Family disrupted by the tragedy of war has been part of human history, as we all know. Perhaps the Greeks were able to process pain better than any other culture that I know of, through the representation of heroic and tragic narratives, most of them dealing with war or human “errors” that ended in misery. When bad luck strikes, women are challenged to do the best they can according to their possibilities. The pain of losing a father, a husband, a son, on a conscious and sober individual, can be so hard that the person might not be able to bear the pain alone. Sometimes a friend, a doctor, a lover, alcohol, or a pill can help you cope with pain. But usually, when you sleep over the situation, there might be a lot of regrets, since you have to face your true self and your crude reality, That is why patience is such a good companion, and silence too. But usually, instant gratification, the idea of Paradise Now, prevailed in youth. Losing a loved one in such a condition as the woman you met, must have been very hard for her. I imagine that an extended family, caring friends, and religious upbringing could help a person live through the tragedy. But I have to say that Vietnam disrupted almost everyone I knew. The social boundaries where somehow broken, and the rules relaxed. Movies like the Dear Hunter, or Valley of Dolls where in a way cathartic, and helped us process the pain that prevailed in the lonely and lost feelings of our generation. Hopefully, the lucky ones learned a lesson that should not be forgotten. “Work hard, try to make sense out of the life you had to encounter, learn all you can, try to be as happy as you can, while you can, without hurting others.”
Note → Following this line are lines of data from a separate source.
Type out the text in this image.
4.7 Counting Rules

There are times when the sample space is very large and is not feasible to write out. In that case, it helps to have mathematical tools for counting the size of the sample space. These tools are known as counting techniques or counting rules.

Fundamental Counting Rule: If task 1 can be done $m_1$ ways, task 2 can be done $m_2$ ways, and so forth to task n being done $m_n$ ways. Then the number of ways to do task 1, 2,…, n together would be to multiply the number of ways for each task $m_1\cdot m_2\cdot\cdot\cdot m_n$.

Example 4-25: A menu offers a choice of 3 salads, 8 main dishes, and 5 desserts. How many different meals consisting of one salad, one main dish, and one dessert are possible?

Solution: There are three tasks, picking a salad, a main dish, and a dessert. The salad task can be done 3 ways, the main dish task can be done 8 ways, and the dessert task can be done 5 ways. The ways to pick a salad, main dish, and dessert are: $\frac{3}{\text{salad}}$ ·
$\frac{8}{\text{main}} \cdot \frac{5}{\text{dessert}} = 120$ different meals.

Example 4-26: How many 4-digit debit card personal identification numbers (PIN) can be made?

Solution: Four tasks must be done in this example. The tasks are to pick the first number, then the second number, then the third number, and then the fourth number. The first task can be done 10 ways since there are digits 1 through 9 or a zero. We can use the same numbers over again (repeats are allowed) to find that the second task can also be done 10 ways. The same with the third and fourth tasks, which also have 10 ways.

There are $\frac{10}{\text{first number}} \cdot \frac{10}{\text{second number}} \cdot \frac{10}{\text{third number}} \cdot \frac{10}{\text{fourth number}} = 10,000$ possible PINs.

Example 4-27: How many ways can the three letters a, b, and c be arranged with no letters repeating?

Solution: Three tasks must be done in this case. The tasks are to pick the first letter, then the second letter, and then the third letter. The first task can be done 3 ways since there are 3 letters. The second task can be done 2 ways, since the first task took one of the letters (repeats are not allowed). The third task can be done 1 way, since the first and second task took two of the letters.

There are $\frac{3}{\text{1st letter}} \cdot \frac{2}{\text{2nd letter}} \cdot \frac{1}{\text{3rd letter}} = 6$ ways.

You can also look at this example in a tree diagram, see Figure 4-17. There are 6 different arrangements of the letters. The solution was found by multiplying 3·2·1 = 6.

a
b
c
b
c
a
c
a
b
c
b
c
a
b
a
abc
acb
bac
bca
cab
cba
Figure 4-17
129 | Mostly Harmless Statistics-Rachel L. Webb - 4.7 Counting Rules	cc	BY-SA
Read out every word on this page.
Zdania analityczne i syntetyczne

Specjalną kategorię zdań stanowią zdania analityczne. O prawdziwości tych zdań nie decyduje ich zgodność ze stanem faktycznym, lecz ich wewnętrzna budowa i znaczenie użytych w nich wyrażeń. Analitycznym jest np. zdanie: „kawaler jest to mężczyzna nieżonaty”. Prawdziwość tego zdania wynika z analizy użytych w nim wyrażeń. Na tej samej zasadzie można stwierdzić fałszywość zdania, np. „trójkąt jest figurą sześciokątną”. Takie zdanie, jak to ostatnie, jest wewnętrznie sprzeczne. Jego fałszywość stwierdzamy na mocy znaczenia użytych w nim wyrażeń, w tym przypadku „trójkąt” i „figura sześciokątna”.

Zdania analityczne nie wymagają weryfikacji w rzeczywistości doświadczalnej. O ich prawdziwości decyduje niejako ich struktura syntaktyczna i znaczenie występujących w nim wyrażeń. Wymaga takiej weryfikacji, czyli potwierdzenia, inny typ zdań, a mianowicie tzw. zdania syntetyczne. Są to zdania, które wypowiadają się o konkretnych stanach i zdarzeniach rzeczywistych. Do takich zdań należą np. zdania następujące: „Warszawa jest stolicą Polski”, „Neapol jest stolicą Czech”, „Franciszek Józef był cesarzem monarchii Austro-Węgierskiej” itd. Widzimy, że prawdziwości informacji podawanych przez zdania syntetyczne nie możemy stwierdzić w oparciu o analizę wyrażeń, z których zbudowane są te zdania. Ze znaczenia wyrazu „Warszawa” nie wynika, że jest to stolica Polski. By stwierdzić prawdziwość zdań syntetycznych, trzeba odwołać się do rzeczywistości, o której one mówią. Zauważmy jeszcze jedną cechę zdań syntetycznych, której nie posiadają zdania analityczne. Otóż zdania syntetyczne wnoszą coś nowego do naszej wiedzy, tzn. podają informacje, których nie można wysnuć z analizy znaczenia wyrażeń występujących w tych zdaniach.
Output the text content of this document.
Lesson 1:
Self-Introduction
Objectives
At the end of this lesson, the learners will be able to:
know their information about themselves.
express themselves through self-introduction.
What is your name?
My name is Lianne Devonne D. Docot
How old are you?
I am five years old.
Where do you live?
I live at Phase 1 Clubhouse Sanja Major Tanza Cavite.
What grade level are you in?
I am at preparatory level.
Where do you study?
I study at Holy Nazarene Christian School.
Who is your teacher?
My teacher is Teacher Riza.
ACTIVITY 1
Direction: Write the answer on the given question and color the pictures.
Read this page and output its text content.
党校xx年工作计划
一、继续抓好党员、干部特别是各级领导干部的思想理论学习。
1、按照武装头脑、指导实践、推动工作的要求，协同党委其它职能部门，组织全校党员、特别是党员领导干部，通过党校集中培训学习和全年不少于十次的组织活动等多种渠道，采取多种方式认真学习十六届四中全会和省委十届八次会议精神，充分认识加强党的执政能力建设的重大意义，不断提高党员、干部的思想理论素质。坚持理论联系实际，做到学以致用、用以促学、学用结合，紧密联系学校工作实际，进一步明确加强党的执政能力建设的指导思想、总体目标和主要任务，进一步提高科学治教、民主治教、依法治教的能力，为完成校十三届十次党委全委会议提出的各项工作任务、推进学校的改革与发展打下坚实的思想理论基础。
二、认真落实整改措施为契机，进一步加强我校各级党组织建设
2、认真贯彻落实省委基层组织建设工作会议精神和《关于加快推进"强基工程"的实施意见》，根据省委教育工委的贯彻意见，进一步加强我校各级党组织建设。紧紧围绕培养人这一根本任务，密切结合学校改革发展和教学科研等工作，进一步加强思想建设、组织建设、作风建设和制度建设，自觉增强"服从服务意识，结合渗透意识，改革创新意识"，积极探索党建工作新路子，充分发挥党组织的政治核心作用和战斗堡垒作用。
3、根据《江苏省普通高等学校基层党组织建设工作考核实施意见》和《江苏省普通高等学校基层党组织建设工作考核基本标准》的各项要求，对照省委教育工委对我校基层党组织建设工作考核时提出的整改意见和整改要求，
So true. It irks me a lot that the fighters get the monuments and their pictures are immortalized, and the women who backed them get no recognition.
We/I have never experienced a loved one or family member being called to military duty. All of us have seen on TV or news releases when a military person is brought home for his/her military honors. We are moved but it is not personal. Even the problems a family experiences while their family member is gone and now it can be the mother gone from the family. It does seem that within the military the families left behind have a strong bond for each other. This has to be a very necessary bond for all of them. I know saying “I understand” is a natural response and we all do that but we really do not understand. So many have severe problems when they return – so it ofter is always not over. Thank God for all who serve to keep us safe!
I saw first hand how hard life is for the military wife. My dad was a career Army/Marine. We used to tape him a message every Sunday night
I wish that there was a way that people could get to know in a more intimate way how difficult it is. Just blankly thanking military personnel for their service is not enough.